Windows Home Server - Shock & Surprise & a happy ending

My home computers connect to an HP MediaSmart Server LX-195. That little server performs nightly backup, uploads files to Amazon S3 for backup, and has generally been a delightful little box (after overcoming the initial installation hurdles).

A week or so ago, the client computers were displaying a terrifying message that there were conflicts on the server, and backup was offline. When I examined the console, it showed a new disc added and listed the same exact disc as "removed" and "unhealthy". The disc it was say had a problem was a new 2 TB Western Digital USB drive.

I was confident the drive was not dead, but something had caused Windows Home Server to decide the drive was dead, then had come back to life as something different.

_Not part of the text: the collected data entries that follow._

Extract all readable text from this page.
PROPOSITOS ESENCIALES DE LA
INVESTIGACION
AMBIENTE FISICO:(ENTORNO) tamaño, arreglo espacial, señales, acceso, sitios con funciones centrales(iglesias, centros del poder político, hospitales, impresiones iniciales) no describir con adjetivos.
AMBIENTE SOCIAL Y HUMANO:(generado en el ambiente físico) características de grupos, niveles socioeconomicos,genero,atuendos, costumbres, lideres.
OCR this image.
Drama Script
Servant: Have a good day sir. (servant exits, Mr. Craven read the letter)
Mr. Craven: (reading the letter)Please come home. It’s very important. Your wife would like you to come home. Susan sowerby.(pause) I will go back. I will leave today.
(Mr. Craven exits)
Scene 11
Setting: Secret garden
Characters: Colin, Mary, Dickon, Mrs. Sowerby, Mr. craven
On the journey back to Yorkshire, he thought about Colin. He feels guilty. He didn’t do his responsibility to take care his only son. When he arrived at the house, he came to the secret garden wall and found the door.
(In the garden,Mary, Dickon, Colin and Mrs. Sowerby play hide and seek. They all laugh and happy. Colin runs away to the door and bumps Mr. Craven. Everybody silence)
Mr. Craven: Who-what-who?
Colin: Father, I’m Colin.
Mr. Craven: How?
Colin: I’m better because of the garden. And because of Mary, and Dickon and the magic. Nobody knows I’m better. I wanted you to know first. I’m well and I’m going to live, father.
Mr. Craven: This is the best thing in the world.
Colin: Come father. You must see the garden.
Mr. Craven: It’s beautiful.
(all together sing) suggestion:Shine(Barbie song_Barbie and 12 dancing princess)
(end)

I rebooted the server. No change in behavior. I experimented with other small (non-damaging) tests. No change in behavior. I left it alone and assumed I would need another hour or two on the phone to resolve the problem.

One day I had the ingenious idea to shutdown both the server and the USB hard disc. I then switched on the USB hard disc and after it had some time to fully awaken, I switched on the Windows Home Server machine. SUCCESS!

I have no idea why the system decided the hard drive was "healthy" and "ready to add" in one list, and later in the same panel should be "removed". If I'd followed those steps (add and remove), I suspect I would have lost all the data on that hard disc.

It is hard work creating user interfaces which don't risk user data, and don't perplex the user when exceptional conditions occur.